ARM64 Considerations

As I continue building out my homelab rack and Kubernetes infrastructure, ARM64 hardware has become a major part of my workflow. From Raspberry Pi nodes running K3s to lightweight backend services and CI/CD workloads, ARM64 offers a balance of low power consumption, affordability, and scalability that makes it attractive for self-hosted infrastructure. Running ARM64 in a mixed environment alongside x86 systems and GPU machines also introduces important considerations around compatibility, performance, container images, and deployment strategy.

What to consider when running infrastructure on ARM64 hardware.

Compatibility

One of the first things to verify is whether your software stack supports ARM64. Many modern tools and containers now publish multi-architecture images, but some projects still target x86_64 first. Before deploying workloads to ARM nodes, check:

• Docker image availability
• Native package support
• Kubernetes compatibility
• Third-party binaries
• Database and AI tooling support

If an image does not support ARM64, you may need to:

• Build the container manually
• Use emulation with QEMU
• Replace the software entirely

Performance Expectations

ARM64 systems can be extremely efficient, but they behave differently than traditional server hardware.

Good workloads for ARM64:

• APIs
• Web services
• Reverse proxies
• CI/CD runners
• Redis
• Lightweight databases
• Monitoring stacks
• Edge workloads

Less ideal workloads:

• Heavy AI inference
• Large-scale vector processing
• GPU-intensive tasks
• Video transcoding

In my rack setup, I separate lightweight infrastructure services onto ARM64 nodes while heavier AI models and GPU workloads remain on dedicated x86 hardware with NVIDIA GPUs. This keeps the cluster efficient while still allowing high-performance workloads where needed.

Power Efficiency

One of ARM64’s biggest advantages is power consumption.

Benefits include:

• Lower electricity costs
• Less heat generation
• Smaller cooling requirements
• Quiet operation
• Easier scaling at home

This becomes especially valuable when running multiple nodes 24/7 in a homelab or rack environment. A cluster of Raspberry Pis or ARM mini PCs can provide enough compute for development, automation, and infrastructure services without dramatically increasing power usage.

Kubernetes Considerations

Running K3s or Kubernetes on ARM64 generally works well, but there are a few important things to plan for:

Multi-Architecture Images

Use multi-arch images whenever possible. Tools like Docker Buildx make this easier.

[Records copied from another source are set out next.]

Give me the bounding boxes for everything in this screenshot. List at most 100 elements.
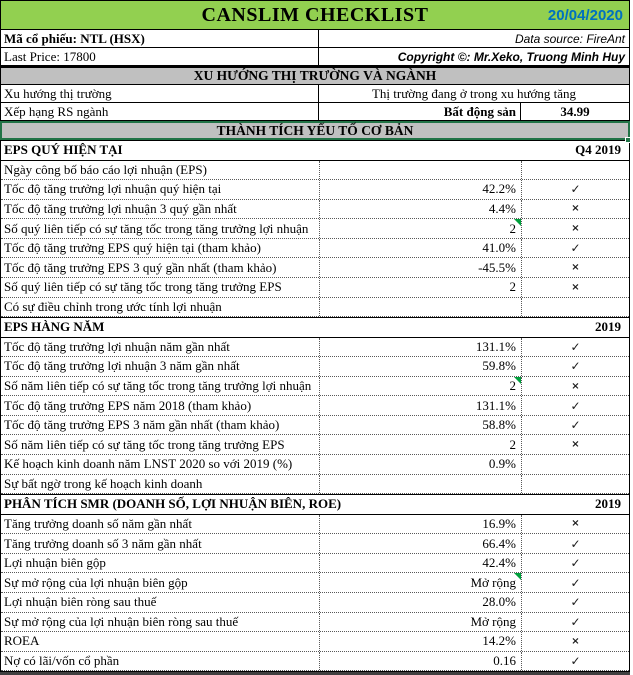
criterion-status-cell[interactable]: ✓ bbox=[521, 534, 629, 553]
criterion-status-cell[interactable]: ✓ bbox=[521, 612, 629, 632]
criterion-label-cell[interactable]: Tăng trưởng doanh số 3 năm gần nhất bbox=[4, 535, 202, 551]
criterion-status-cell[interactable]: × bbox=[521, 199, 629, 219]
note-indicator-icon bbox=[514, 376, 521, 384]
stock-code-cell[interactable]: Mã cổ phiếu: NTL (HSX) bbox=[1, 30, 319, 47]
criterion-status-cell[interactable]: ✓ bbox=[521, 396, 629, 415]
criterion-value-cell[interactable]: 4.4% bbox=[319, 199, 521, 219]
criterion-value-cell[interactable]: 2 bbox=[319, 219, 521, 238]
criterion-status-cell[interactable]: ✓ bbox=[521, 357, 629, 376]
checklist-row: Có sự điều chỉnh trong ước tính lợi nhuậ… bbox=[1, 297, 629, 318]
criterion-value-cell[interactable] bbox=[319, 474, 521, 494]
criterion-status-cell[interactable]: ✓ bbox=[521, 337, 629, 357]
criterion-label-cell[interactable]: Lợi nhuận biên ròng sau thuế bbox=[4, 594, 157, 610]
criterion-label-cell[interactable]: ROEA bbox=[4, 633, 40, 649]
criterion-value-cell[interactable]: Mở rộng bbox=[319, 573, 521, 592]
criterion-status-cell[interactable]: ✓ bbox=[521, 573, 629, 592]
subheader-label-cell[interactable]: PHÂN TÍCH SMR (DOANH SỐ, LỢI NHUẬN BIÊN,… bbox=[4, 496, 342, 512]
criterion-label-cell[interactable]: Ngày công bố báo cáo lợi nhuận (EPS) bbox=[4, 161, 207, 177]
selection-fill-handle[interactable] bbox=[625, 137, 631, 143]
criterion-label-cell[interactable]: Lợi nhuận biên gộp bbox=[4, 555, 106, 571]
criterion-value-cell[interactable]: 58.8% bbox=[319, 415, 521, 435]
criterion-value-cell[interactable]: 131.1% bbox=[319, 337, 521, 357]
criterion-value-cell[interactable]: 131.1% bbox=[319, 396, 521, 415]
criterion-status-cell[interactable]: ✓ bbox=[521, 651, 629, 671]
market-trend-value-cell[interactable]: Thị trường đang ở trong xu hướng tăng bbox=[371, 85, 577, 101]
criterion-value-cell[interactable]: 16.9% bbox=[319, 514, 521, 534]
market-trend-label-cell[interactable]: Xu hướng thị trường bbox=[1, 85, 319, 102]
criterion-label-cell[interactable]: Số năm liên tiếp có sự tăng tốc trong tă… bbox=[4, 436, 285, 452]
criterion-value-cell[interactable]: 14.2% bbox=[319, 632, 521, 651]
criterion-status-cell[interactable]: ✓ bbox=[521, 180, 629, 199]
criterion-value-cell[interactable]: 2 bbox=[319, 435, 521, 454]
criterion-status-cell[interactable] bbox=[521, 474, 629, 494]
criterion-value-cell[interactable]: Mở rộng bbox=[319, 612, 521, 632]
last-price-cell[interactable]: Last Price: 17800 bbox=[1, 48, 319, 65]
criterion-status-cell[interactable]: ✓ bbox=[521, 415, 629, 435]
criterion-status-cell[interactable] bbox=[521, 455, 629, 474]
criterion-value-cell[interactable] bbox=[319, 160, 521, 180]
subheader-label-cell[interactable]: EPS HÀNG NĂM bbox=[4, 319, 105, 335]
criterion-value-cell[interactable]: 28.0% bbox=[319, 592, 521, 612]
criterion-value-cell[interactable]: -45.5% bbox=[319, 258, 521, 277]
criterion-value-cell[interactable] bbox=[319, 297, 521, 317]
criterion-label-cell[interactable]: Tốc độ tăng trưởng lợi nhuận quý hiện tạ… bbox=[4, 181, 222, 197]
criterion-label-cell[interactable]: Tốc độ tăng trưởng lợi nhuận 3 năm gần n… bbox=[4, 358, 240, 374]
criterion-status-cell[interactable]: × bbox=[521, 277, 629, 297]
data-source-cell[interactable]: Data source: FireAnt bbox=[514, 31, 625, 46]
subheader-period-cell[interactable]: Q4 2019 bbox=[575, 142, 621, 158]
rs-rank-label-cell[interactable]: Xếp hạng RS ngành bbox=[1, 103, 319, 120]
subheader-period-cell[interactable]: 2019 bbox=[595, 319, 621, 335]
criterion-status-cell[interactable]: × bbox=[521, 514, 629, 534]
criterion-label-cell[interactable]: Sự bất ngờ trong kế hoạch kinh doanh bbox=[4, 475, 203, 491]
criterion-value-cell[interactable]: 2 bbox=[319, 277, 521, 297]
criterion-status-cell[interactable] bbox=[521, 297, 629, 317]
subheader-label-cell[interactable]: EPS QUÝ HIỆN TẠI bbox=[4, 142, 123, 158]
rs-industry-cell[interactable]: Bất động sản bbox=[319, 103, 521, 120]
criterion-label-cell[interactable]: Tốc độ tăng trưởng EPS 3 năm gần nhất (t… bbox=[4, 417, 280, 433]
criterion-label-cell[interactable]: Tốc độ tăng trưởng EPS năm 2018 (tham kh… bbox=[4, 397, 252, 413]
page-title: CANSLIM CHECKLIST bbox=[201, 3, 429, 26]
criterion-status-cell[interactable]: ✓ bbox=[521, 592, 629, 612]
check-icon: ✓ bbox=[570, 241, 581, 256]
criterion-label-cell[interactable]: Tốc độ tăng trưởng lợi nhuận 3 quý gần n… bbox=[4, 200, 237, 216]
check-icon: ✓ bbox=[570, 182, 581, 197]
copyright-cell[interactable]: Copyright ©: Mr.Xeko, Truong Minh Huy bbox=[397, 49, 625, 64]
criterion-label-cell[interactable]: Số quý liên tiếp có sự tăng tốc trong tă… bbox=[4, 279, 282, 295]
criterion-label-cell[interactable]: Số năm liên tiếp có sự tăng tốc trong tă… bbox=[4, 378, 312, 394]
criterion-value-cell[interactable]: 41.0% bbox=[319, 238, 521, 258]
section-header-fundamentals[interactable]: THÀNH TÍCH YẾU TỐ CƠ BẢN bbox=[0, 121, 630, 140]
criterion-status-cell[interactable]: × bbox=[521, 219, 629, 238]
criterion-value-cell[interactable]: 0.9% bbox=[319, 455, 521, 474]
criterion-status-cell[interactable]: × bbox=[521, 258, 629, 277]
section-header-market-trend[interactable]: XU HƯỚNG THỊ TRƯỜNG VÀ NGÀNH bbox=[0, 66, 630, 85]
criterion-status-cell[interactable]: × bbox=[521, 376, 629, 396]
criterion-status-cell[interactable]: × bbox=[521, 632, 629, 651]
criterion-label-cell[interactable]: Sự mở rộng của lợi nhuận biên ròng sau t… bbox=[4, 613, 239, 629]
criterion-label-cell[interactable]: Số quý liên tiếp có sự tăng tốc trong tă… bbox=[4, 220, 309, 236]
checklist-row: Ngày công bố báo cáo lợi nhuận (EPS) bbox=[1, 160, 629, 181]
criterion-label-cell[interactable]: Tốc độ tăng trưởng EPS 3 quý gần nhất (t… bbox=[4, 259, 277, 275]
checklist-row: Sự bất ngờ trong kế hoạch kinh doanh bbox=[1, 474, 629, 495]
criterion-label-cell[interactable]: Tốc độ tăng trưởng lợi nhuận năm gần nhấ… bbox=[4, 338, 230, 354]
criterion-value-cell[interactable]: 66.4% bbox=[319, 534, 521, 553]
criterion-value-cell[interactable]: 42.2% bbox=[319, 180, 521, 199]
price-info-row: Last Price: 17800 Copyright ©: Mr.Xeko, … bbox=[0, 48, 630, 66]
criterion-status-cell[interactable]: × bbox=[521, 435, 629, 454]
subheader-period-cell[interactable]: 2019 bbox=[595, 496, 621, 512]
rs-score-cell[interactable]: 34.99 bbox=[560, 103, 590, 119]
criterion-value-cell[interactable]: 42.4% bbox=[319, 553, 521, 573]
criterion-label-cell[interactable]: Tốc độ tăng trưởng EPS quý hiện tại (tha… bbox=[4, 240, 261, 256]
criterion-status-cell[interactable]: ✓ bbox=[521, 238, 629, 258]
criterion-label-cell[interactable]: Có sự điều chỉnh trong ước tính lợi nhuậ… bbox=[4, 298, 222, 314]
criterion-label-cell[interactable]: Kế hoạch kinh doanh năm LNST 2020 so với… bbox=[4, 456, 293, 472]
criterion-label-cell[interactable]: Sự mở rộng của lợi nhuận biên gộp bbox=[4, 574, 188, 590]
criterion-value-cell[interactable]: 59.8% bbox=[319, 357, 521, 376]
criterion-label-cell[interactable]: Tăng trưởng doanh số năm gần nhất bbox=[4, 515, 192, 531]
criterion-label-cell[interactable]: Nợ có lãi/vốn cổ phần bbox=[4, 652, 120, 668]
criterion-status-cell[interactable]: ✓ bbox=[521, 553, 629, 573]
criterion-value-cell[interactable]: 0.16 bbox=[319, 651, 521, 671]
check-icon: ✓ bbox=[570, 339, 581, 354]
criterion-value-cell[interactable]: 2 bbox=[319, 376, 521, 396]
criterion-status-cell[interactable] bbox=[521, 160, 629, 180]
checklist-row: Số quý liên tiếp có sự tăng tốc trong tă… bbox=[1, 277, 629, 298]
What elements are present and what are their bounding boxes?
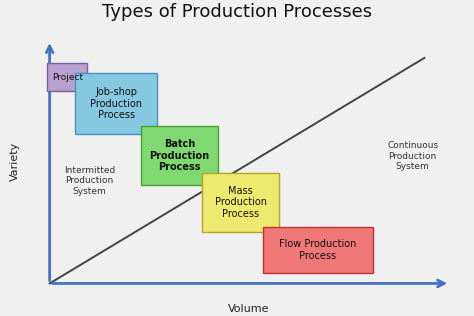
- Bar: [75, 73, 157, 135]
- Text: Intermitted
Production
System: Intermitted Production System: [64, 166, 115, 196]
- Title: Types of Production Processes: Types of Production Processes: [102, 3, 372, 21]
- Text: Flow Production
Process: Flow Production Process: [279, 239, 356, 261]
- Text: Job-shop
Production
Process: Job-shop Production Process: [91, 87, 142, 120]
- Bar: [141, 126, 218, 185]
- Text: Continuous
Production
System: Continuous Production System: [387, 142, 438, 171]
- Text: Volume: Volume: [228, 304, 269, 314]
- Text: Project: Project: [52, 73, 83, 82]
- Text: Variety: Variety: [9, 142, 19, 181]
- Bar: [263, 228, 373, 272]
- Bar: [47, 64, 87, 91]
- Text: Batch
Production
Process: Batch Production Process: [150, 139, 210, 172]
- Bar: [202, 173, 279, 232]
- Text: Mass
Production
Process: Mass Production Process: [215, 185, 266, 219]
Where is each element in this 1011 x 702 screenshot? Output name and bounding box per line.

docker buildx build --platform linux/amd64,linux/arm64 -t myapp:latest .

Node Scheduling

You may want to separate workloads between ARM64 and x86 nodes using:

• Node selectors
• Taints and tolerations
• Affinity rules

This is especially useful in hybrid clusters where ARM nodes handle infrastructure while GPU systems handle AI or compute-heavy services.

Storage

Some storage solutions behave differently on ARM devices, especially when using SD cards. For production-like reliability:

• Prefer SSDs over SD cards
• Use powered USB hubs if needed
• Monitor disk health regularly

Development Workflow

ARM64 changes the development workflow slightly:

• Local builds may differ from production builds
• Some dependencies compile differently
• CI pipelines should test multiple architectures

This is one reason I like using self-hosted CI runners in my cluster. It allows me to test ARM64 workloads directly on the target architecture instead of relying entirely on emulation.

AI and ARM64

ARM64 is improving rapidly for AI-related workloads, especially with:

• Edge inference
• Lightweight local models
• Retrieval systems
• Automation agents

However, large models still benefit heavily from dedicated GPUs. In my setup, ARM64 nodes support the surrounding infrastructure while AI containers and models run separately on more powerful hardware.

Conclusion

ARM64 has become an important part of modern self-hosted infrastructure because it enables efficient, scalable, and affordable deployments without requiring enterprise hardware. Whether running K3s clusters, CI/CD pipelines, APIs, or lightweight backend services, ARM64 hardware can handle far more than many people expect. In hybrid environments like my rack setup, combining ARM64 nodes for infrastructure workloads with dedicated x86 GPU systems for AI and heavy compute creates a flexible architecture that balances performance, cost, and power efficiency. As software support continues improving across the ecosystem, ARM64 will likely become even more common in homelabs, edge computing, and production-ready infrastructure.